Longer climbing styles allow climbers to enter a “flow state,” a rhythm that Vertical World North’s head route setter Matt Hussin compares to dancing. Navigating the wall isn’t just a physical act, but a mental one.
“In a lot of other sports to improve you need to get physically better, but so much of climbing is mental acuity,” Hussin said. “A lot of people just have to get smarter to get better, they don’t actually have to get stronger.”
This harmony of body and mind is what attracts so many to the sport.
What should you bring to the climbing gym?
Indoor boulderers only need a chalk bag and climbing shoes. Chalk is used to absorb hand sweat and increase friction, which improves the climber’s grip on holds. Climbing shoes should fit fairly tight. The climber’s toes should have a slight curl when they’re worn. Along with shoes and chalk, top ropers need a harness and a partner with a belay device, unless they plan on using an auto-belay.
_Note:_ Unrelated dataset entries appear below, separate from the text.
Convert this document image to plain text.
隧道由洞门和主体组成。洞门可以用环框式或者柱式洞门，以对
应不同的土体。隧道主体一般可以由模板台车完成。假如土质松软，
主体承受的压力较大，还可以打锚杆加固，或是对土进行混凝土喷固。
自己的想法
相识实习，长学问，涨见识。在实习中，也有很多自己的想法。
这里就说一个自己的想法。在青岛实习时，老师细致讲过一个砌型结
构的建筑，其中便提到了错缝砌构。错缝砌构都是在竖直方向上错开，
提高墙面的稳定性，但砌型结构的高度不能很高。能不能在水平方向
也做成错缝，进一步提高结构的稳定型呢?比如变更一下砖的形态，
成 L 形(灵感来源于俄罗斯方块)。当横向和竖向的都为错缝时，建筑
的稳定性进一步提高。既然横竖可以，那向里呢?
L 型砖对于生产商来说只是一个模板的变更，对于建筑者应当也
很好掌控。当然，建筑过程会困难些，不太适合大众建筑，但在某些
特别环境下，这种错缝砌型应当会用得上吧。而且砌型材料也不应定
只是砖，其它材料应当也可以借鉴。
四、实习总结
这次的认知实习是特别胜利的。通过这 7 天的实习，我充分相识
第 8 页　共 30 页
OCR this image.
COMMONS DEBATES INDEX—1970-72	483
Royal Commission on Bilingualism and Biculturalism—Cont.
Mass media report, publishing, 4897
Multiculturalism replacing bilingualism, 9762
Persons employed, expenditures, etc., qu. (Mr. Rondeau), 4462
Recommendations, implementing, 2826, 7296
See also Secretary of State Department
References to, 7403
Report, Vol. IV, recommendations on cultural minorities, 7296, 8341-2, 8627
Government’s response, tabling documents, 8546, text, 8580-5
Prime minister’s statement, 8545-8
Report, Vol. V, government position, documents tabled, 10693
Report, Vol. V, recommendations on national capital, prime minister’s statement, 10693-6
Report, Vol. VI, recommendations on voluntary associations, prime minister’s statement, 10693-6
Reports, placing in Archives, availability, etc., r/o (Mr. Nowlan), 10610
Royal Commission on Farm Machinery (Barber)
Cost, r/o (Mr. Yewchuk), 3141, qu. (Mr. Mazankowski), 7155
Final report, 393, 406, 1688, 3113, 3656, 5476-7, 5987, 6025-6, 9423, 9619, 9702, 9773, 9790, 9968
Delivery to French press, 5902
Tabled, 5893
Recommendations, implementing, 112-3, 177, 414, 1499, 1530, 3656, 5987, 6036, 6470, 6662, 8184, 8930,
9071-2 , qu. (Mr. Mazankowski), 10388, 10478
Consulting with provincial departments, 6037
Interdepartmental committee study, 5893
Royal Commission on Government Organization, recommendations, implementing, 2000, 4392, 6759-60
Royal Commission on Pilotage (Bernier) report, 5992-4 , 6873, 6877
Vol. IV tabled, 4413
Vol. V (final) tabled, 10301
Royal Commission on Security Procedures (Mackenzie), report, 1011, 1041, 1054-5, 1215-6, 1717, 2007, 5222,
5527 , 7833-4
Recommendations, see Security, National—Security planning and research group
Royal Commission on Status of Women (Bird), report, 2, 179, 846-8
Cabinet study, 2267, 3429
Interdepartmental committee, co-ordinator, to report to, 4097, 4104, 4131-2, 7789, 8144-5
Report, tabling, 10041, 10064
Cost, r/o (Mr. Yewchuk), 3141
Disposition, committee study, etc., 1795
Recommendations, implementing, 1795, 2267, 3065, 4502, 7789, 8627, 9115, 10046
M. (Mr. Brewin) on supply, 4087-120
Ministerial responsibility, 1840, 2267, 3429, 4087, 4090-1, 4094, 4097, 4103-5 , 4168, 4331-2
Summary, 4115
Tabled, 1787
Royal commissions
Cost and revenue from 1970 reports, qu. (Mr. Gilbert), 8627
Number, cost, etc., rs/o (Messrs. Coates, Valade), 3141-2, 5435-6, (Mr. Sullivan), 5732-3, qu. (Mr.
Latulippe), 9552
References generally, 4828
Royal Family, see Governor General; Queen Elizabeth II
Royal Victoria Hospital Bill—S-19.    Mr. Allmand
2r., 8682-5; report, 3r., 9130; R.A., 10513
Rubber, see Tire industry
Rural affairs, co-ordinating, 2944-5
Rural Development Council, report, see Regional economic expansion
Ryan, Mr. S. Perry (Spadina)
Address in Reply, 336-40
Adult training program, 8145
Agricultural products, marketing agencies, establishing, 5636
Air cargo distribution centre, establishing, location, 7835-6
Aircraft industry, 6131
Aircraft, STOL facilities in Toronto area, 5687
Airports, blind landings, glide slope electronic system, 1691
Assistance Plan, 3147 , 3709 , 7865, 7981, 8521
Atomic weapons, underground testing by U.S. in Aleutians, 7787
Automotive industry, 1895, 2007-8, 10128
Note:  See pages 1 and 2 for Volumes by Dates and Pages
If you want to try before you buy, Vertical World North rents shoes for $7 and harnesses for $5.
Other than the lack of air conditioning at most climbing gyms, indoor climbers don’t need to dress to protect themselves from the elements, but it can be helpful to wear clothing that gives a full range of motion.
Where can you climb in Snohomish County?
Vertical World opened America’s first rock gym in Seattle in 1987 and then expanded west to Redmond and north to Snohomish County.
Initially located in Everett on 2820 Rucker Ave, Vertical World North moved to Lynnwood in 2019. The gym’s current facility at 12300 Beverly Park Road was built from the ground up and offers bouldering, top rope, lead, and auto-belay climbing.
“A lot of climbing gyms are built inside of warehouses or existing buildings,” Taylor said. “We put up the building so we could make the walls as tall as we wanted.”
Day passes are $10 for youth ages three to five, $15 for youth six to 15, and $23 for everyone else.
Summit Everett took over the gym’s former location seven years ago, but closed their doors Nov. 30 The climbing plans to relocate a few blocks away at 2900 Grand Ave. The new 8,500-square-foot facility is expected to open sometime next year and will give the gym more space to grow.
“Our main goal is to keep climbing here in Everett,” manager Daniel Coltrane said.
At Summit Everett’s former location, day passes were $18 for youth up to age 13 and $21 for everyone else.
In Shoreline, Uplift Climbing is a bouldering gym that does not offer rope climbing. Day passes are $22 or $15 for youth and students with valid IDs.
The Mountaineers is a primarily climbing and hiking focused alpine club based in Washington that hosts outdoor activities for a wide range of skill levels.
Mountain Project is a website that helps climbers around the world find routes, guides and advice for climbing.
Washington Climbers Coalition is a nonprofit that advocates for climbers, works with land managers to maintain crags and improves climbing experience and safety.